I have a powerbook g4. I'm using apps like web browsers, excel, word, mail, iCal...normal stuff. My battery says I've got an hour and a half (after a full charge). That seems low. Is it?


----------



## nixgeek (Jul 16, 2006)

Depends on how you have your settings for the CPU, display, etc enabled in Energy Saver.  Also, using your optical drive or using USB with the battery will eat up battery life.


----------



## Satcomer (Jul 16, 2006)

If you want to save on battery on any portable you have to do some simple steps.

1. Don't play CD/DVD while on battery. The drives eat electricity like crazy.
2. Turn you monitor brightness down some. The LCD back light also eats electricity. Turning the monitor down will give at least 30 minutes more power.
3. Open System Preferences->Energy Saver and set a reduced processor profile while using the battery. 

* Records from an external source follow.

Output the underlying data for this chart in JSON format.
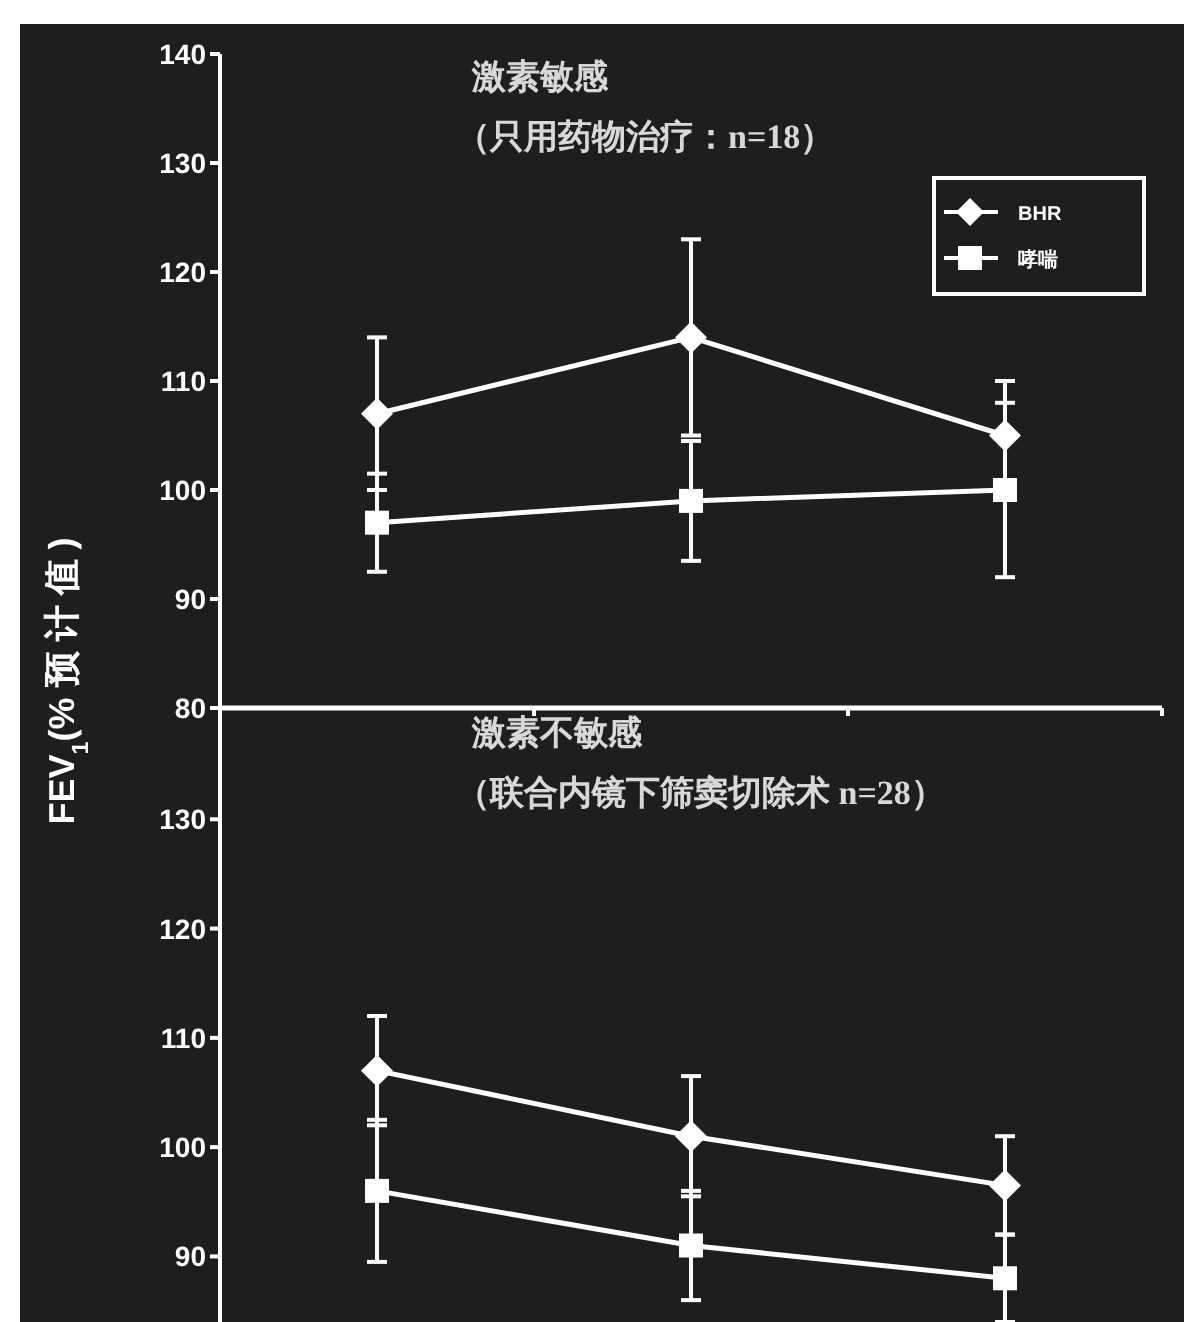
{
  "chart_data": [
    {
      "type": "line",
      "title": "激素敏感",
      "subtitle": "（只用药物治疗：n=18）",
      "ylabel": "FEV$_{1}$(% 预 计 值 )",
      "categories": [
        null,
        null,
        null
      ],
      "ylim": [
        80,
        140
      ],
      "yticks": [
        80,
        90,
        100,
        110,
        120,
        130,
        140
      ],
      "legend": "top right",
      "tick_labels": "y",
      "series": [
        {
          "name": "BHR",
          "color": "#ffffff",
          "marker": "diamond",
          "values": [
            107,
            114,
            105
          ],
          "errors": [
            7,
            9,
            5
          ]
        },
        {
          "name": "哮喘",
          "color": "#ffffff",
          "marker": "square",
          "values": [
            97,
            99,
            100
          ],
          "errors": [
            4.5,
            5.5,
            8
          ]
        }
      ]
    },
    {
      "type": "line",
      "title": "激素不敏感",
      "subtitle": "（联合内镜下筛窦切除术 n=28）",
      "categories": [
        null,
        null,
        null
      ],
      "ylim": [
        84,
        140
      ],
      "yticks": [
        90,
        100,
        110,
        120,
        130
      ],
      "tick_labels": "y",
      "series": [
        {
          "color": "#ffffff",
          "marker": "diamond",
          "values": [
            107,
            101,
            96.5
          ],
          "errors": [
            5,
            5.5,
            4.5
          ]
        },
        {
          "color": "#ffffff",
          "marker": "square",
          "values": [
            96,
            91,
            88
          ],
          "errors": [
            6.5,
            5,
            4
          ]
        }
      ]
    }
  ]
}
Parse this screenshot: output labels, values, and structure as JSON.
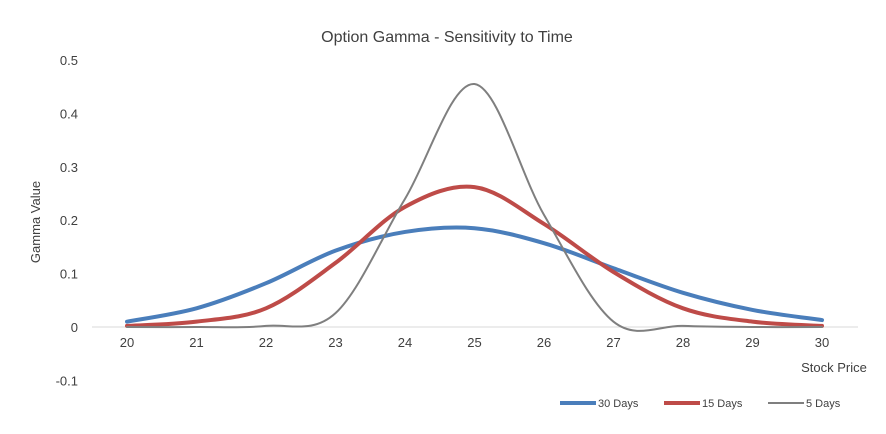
{
  "chart_data": {
    "type": "line",
    "title": "Option Gamma - Sensitivity to Time",
    "xlabel": "Stock Price",
    "ylabel": "Gamma Value",
    "xlim": [
      20,
      30
    ],
    "ylim": [
      -0.1,
      0.5
    ],
    "x_ticks": [
      "20",
      "21",
      "22",
      "23",
      "24",
      "25",
      "26",
      "27",
      "28",
      "29",
      "30"
    ],
    "y_ticks": [
      "0.5",
      "0.4",
      "0.3",
      "0.2",
      "0.1",
      "0",
      "-0.1"
    ],
    "grid": false,
    "legend_position": "bottom-right",
    "smooth": true,
    "x": [
      20,
      21,
      22,
      23,
      24,
      25,
      26,
      27,
      28,
      29,
      30
    ],
    "series": [
      {
        "name": "30 Days",
        "color": "#4a7ebb",
        "values": [
          0.01,
          0.035,
          0.082,
          0.143,
          0.178,
          0.185,
          0.157,
          0.11,
          0.064,
          0.032,
          0.013
        ]
      },
      {
        "name": "15 Days",
        "color": "#be4b48",
        "values": [
          0.002,
          0.01,
          0.035,
          0.12,
          0.225,
          0.262,
          0.193,
          0.103,
          0.035,
          0.01,
          0.002
        ]
      },
      {
        "name": "5 Days",
        "color": "#7f7f7f",
        "values": [
          0,
          0,
          0.002,
          0.026,
          0.24,
          0.455,
          0.21,
          0.01,
          0.002,
          0,
          0
        ]
      }
    ]
  }
}
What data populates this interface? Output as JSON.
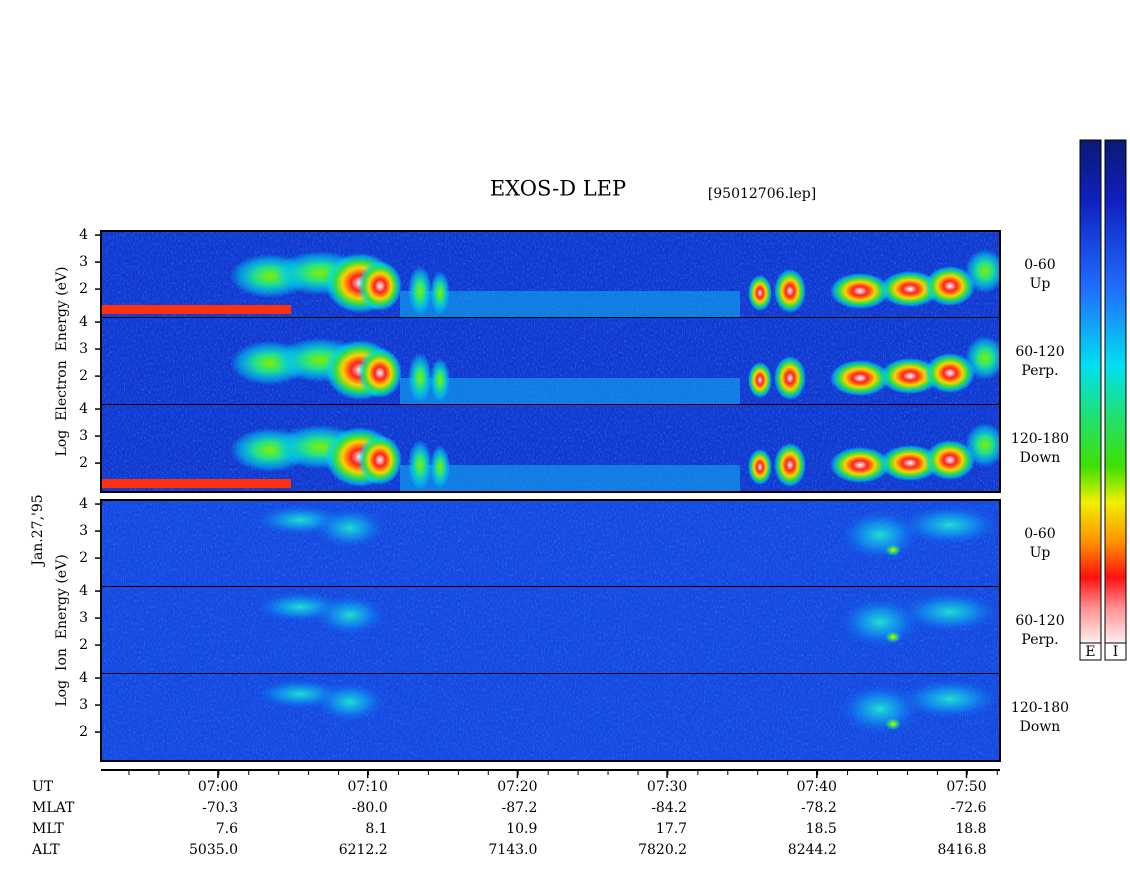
{
  "chart_data": {
    "type": "spectrogram",
    "title": "EXOS-D LEP",
    "subtitle": "[95012706.lep]",
    "date": "Jan.27,'95",
    "ylim": [
      0.93,
      4.15
    ],
    "yticks": [
      2,
      3,
      4
    ],
    "groups": [
      {
        "ylabel": "Log  Electron  Energy (eV)",
        "panels": [
          {
            "label": [
              "0-60",
              "Up"
            ]
          },
          {
            "label": [
              "60-120",
              "Perp."
            ]
          },
          {
            "label": [
              "120-180",
              "Down"
            ]
          }
        ]
      },
      {
        "ylabel": "Log  Ion  Energy (eV)",
        "panels": [
          {
            "label": [
              "0-60",
              "Up"
            ]
          },
          {
            "label": [
              "60-120",
              "Perp."
            ]
          },
          {
            "label": [
              "120-180",
              "Down"
            ]
          }
        ]
      }
    ],
    "colorbars": [
      "E",
      "I"
    ],
    "ephemeris": [
      {
        "name": "UT",
        "values": [
          "07:00",
          "07:10",
          "07:20",
          "07:30",
          "07:40",
          "07:50"
        ]
      },
      {
        "name": "MLAT",
        "values": [
          "-70.3",
          "-80.0",
          "-87.2",
          "-84.2",
          "-78.2",
          "-72.6"
        ]
      },
      {
        "name": "MLT",
        "values": [
          "7.6",
          "8.1",
          "10.9",
          "17.7",
          "18.5",
          "18.8"
        ]
      },
      {
        "name": "ALT",
        "values": [
          "5035.0",
          "6212.2",
          "7143.0",
          "7820.2",
          "8244.2",
          "8416.8"
        ]
      }
    ]
  }
}
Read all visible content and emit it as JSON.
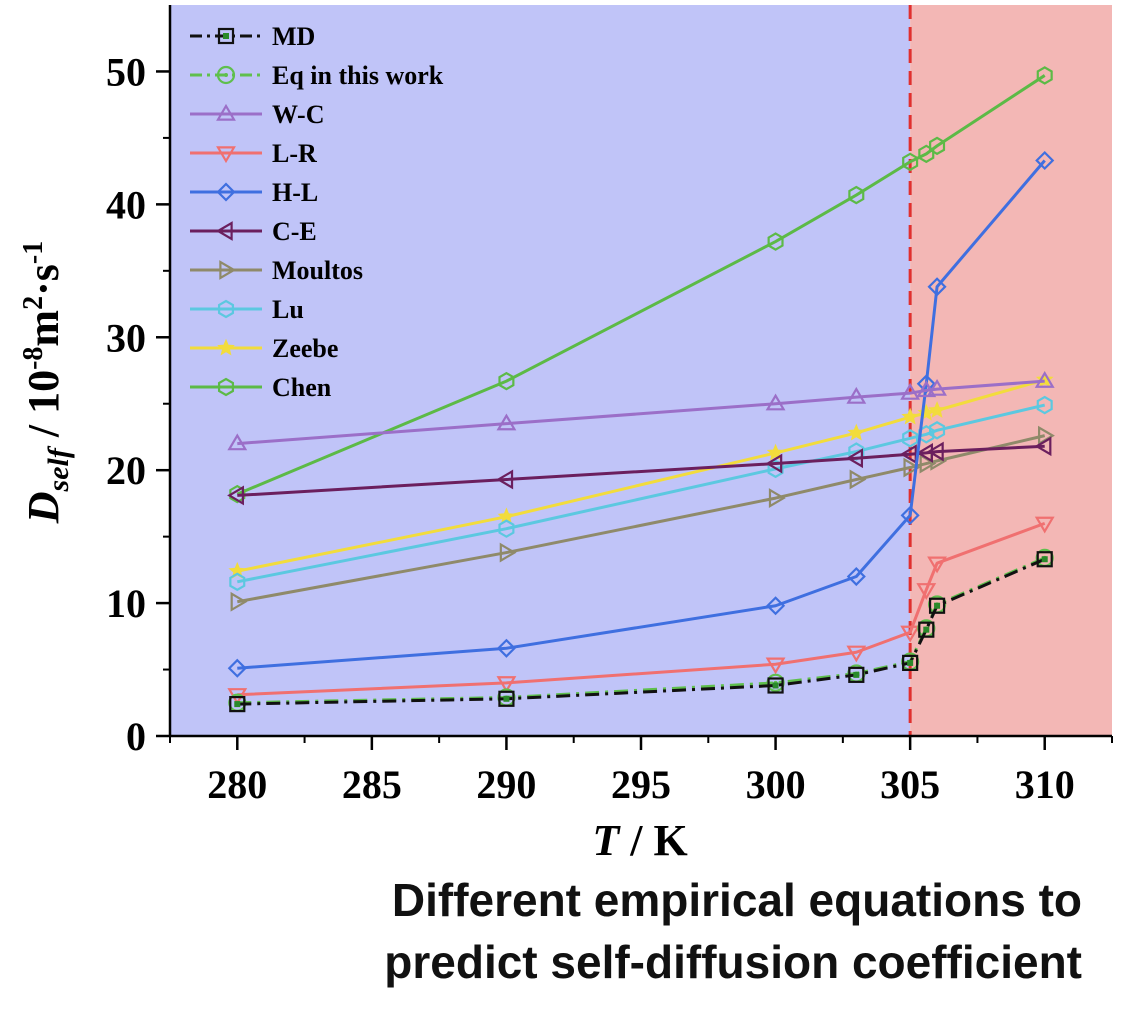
{
  "caption": {
    "line1": "Different empirical equations to",
    "line2": "predict self-diffusion coefficient"
  },
  "chart_data": {
    "type": "line",
    "title": "",
    "xlabel": {
      "italic": "T",
      "rest": " / K"
    },
    "ylabel": {
      "main": "D",
      "sub": "self",
      "rest": " / 10",
      "exp1": "-8",
      "mid": "m",
      "exp2": "2",
      "mid2": "·s",
      "exp3": "-1"
    },
    "xlim": [
      277.5,
      312.5
    ],
    "ylim": [
      0,
      55
    ],
    "xticks": [
      280,
      285,
      290,
      295,
      300,
      305,
      310
    ],
    "yticks": [
      0,
      10,
      20,
      30,
      40,
      50
    ],
    "legend_position": "top-left",
    "regions": [
      {
        "from": 277.5,
        "to": 305,
        "color": "#c0c4f8"
      },
      {
        "from": 305,
        "to": 312.5,
        "color": "#f3b7b5"
      }
    ],
    "threshold_line": {
      "x": 305,
      "color": "#e0302e",
      "style": "dashed"
    },
    "series": [
      {
        "name": "MD",
        "color": "#111111",
        "marker": "square",
        "dash": "dashdot",
        "x": [
          280,
          290,
          300,
          303,
          305,
          305.6,
          306,
          310
        ],
        "y": [
          2.4,
          2.8,
          3.8,
          4.6,
          5.5,
          8.0,
          9.8,
          13.3
        ]
      },
      {
        "name": "Eq in this work",
        "color": "#5fbf4d",
        "marker": "circle-dot",
        "dash": "dashdot",
        "x": [
          280,
          290,
          300,
          303,
          305,
          305.6,
          306,
          310
        ],
        "y": [
          2.5,
          2.9,
          4.0,
          4.7,
          5.6,
          8.1,
          9.9,
          13.4
        ]
      },
      {
        "name": "W-C",
        "color": "#9b6fc8",
        "marker": "triangle-up",
        "dash": "solid",
        "x": [
          280,
          290,
          300,
          303,
          305,
          305.6,
          306,
          310
        ],
        "y": [
          22.0,
          23.5,
          25.0,
          25.5,
          25.8,
          26.0,
          26.1,
          26.7
        ]
      },
      {
        "name": "L-R",
        "color": "#f07070",
        "marker": "triangle-down",
        "dash": "solid",
        "x": [
          280,
          290,
          300,
          303,
          305,
          305.6,
          306,
          310
        ],
        "y": [
          3.1,
          4.0,
          5.4,
          6.3,
          7.8,
          11.0,
          13.0,
          16.0
        ]
      },
      {
        "name": "H-L",
        "color": "#3f6fe0",
        "marker": "diamond",
        "dash": "solid",
        "x": [
          280,
          290,
          300,
          303,
          305,
          305.6,
          306,
          310
        ],
        "y": [
          5.1,
          6.6,
          9.8,
          12.0,
          16.6,
          26.5,
          33.8,
          43.3
        ]
      },
      {
        "name": "C-E",
        "color": "#6b1f5e",
        "marker": "triangle-left",
        "dash": "solid",
        "x": [
          280,
          290,
          300,
          303,
          305,
          305.6,
          306,
          310
        ],
        "y": [
          18.1,
          19.3,
          20.5,
          20.9,
          21.2,
          21.3,
          21.4,
          21.8
        ]
      },
      {
        "name": "Moultos",
        "color": "#8f8a6a",
        "marker": "triangle-right",
        "dash": "solid",
        "x": [
          280,
          290,
          300,
          303,
          305,
          305.6,
          306,
          310
        ],
        "y": [
          10.1,
          13.8,
          17.9,
          19.3,
          20.2,
          20.5,
          20.7,
          22.6
        ]
      },
      {
        "name": "Lu",
        "color": "#5cc8e0",
        "marker": "hexagon",
        "dash": "solid",
        "x": [
          280,
          290,
          300,
          303,
          305,
          305.6,
          306,
          310
        ],
        "y": [
          11.6,
          15.6,
          20.1,
          21.4,
          22.4,
          22.7,
          23.0,
          24.9
        ]
      },
      {
        "name": "Zeebe",
        "color": "#f2dc3c",
        "marker": "star",
        "dash": "solid",
        "x": [
          280,
          290,
          300,
          303,
          305,
          305.6,
          306,
          310
        ],
        "y": [
          12.4,
          16.5,
          21.3,
          22.8,
          24.0,
          24.3,
          24.5,
          26.8
        ]
      },
      {
        "name": "Chen",
        "color": "#5cba46",
        "marker": "hexagon",
        "dash": "solid",
        "x": [
          280,
          290,
          300,
          303,
          305,
          305.6,
          306,
          310
        ],
        "y": [
          18.2,
          26.7,
          37.2,
          40.7,
          43.2,
          43.8,
          44.4,
          49.7
        ]
      }
    ]
  }
}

These simple steps will work on most any portable you are using on battery.


----------



## sgould (Jul 16, 2006)

The battery on my iBook G4 lasts about 5 hours if I just use it for compouting and the internet - not CD stuff.

Also the battery is Lithium something or other.  These typically last for around 300 full charges from flat.  So I always used the mains power whenever I can, rather than just plugging in when the battery gets low and then recharging.


----------



## fryke (Jul 16, 2006)

Won't get 5 hours out of the PowerBook G4, probably. Which model exactly is it? My 15" 1.33 GHz PowerBook G4 gave me around 3.5 - 4 hours when I was just working lightly (typing in TextEdit, basically) at lowest brightness.


----------



## Ynought (Jul 18, 2006)

I have the 15" version. I have done some of the things recommended (turned down brightness and reduced the CPU settings. I have browsers (camino and opera), word, excel, iCal, dictionary and calculator open and I still only have 1:50 on my battery. CDs or DVDs? Are you joking?! on my batt. i'd get about 15 minutes of play, shit, if I play a video from off the hard drive i'm in the red in 20 minutes. Based on the responses, this seems like a weak battery and I may go talk to the folks at the apple store....


----------



## fryke (Jul 18, 2006)

Hm. Yep. First re-condition your battery, though, by running it down completely and recharge it completely a couple of times. Use Coconut Battery to see about the state of your battery. It's a helpful tool.


----------



## Ynought (Jul 18, 2006)

I'll give that a try. Thanks


----------



## Satcomer (Jul 18, 2006)

Also my battery on my PowerBook Ti went after the first couple of years (hard living). I then got a great replacement battery from OWC and it now the battery behaves better than the original.


----------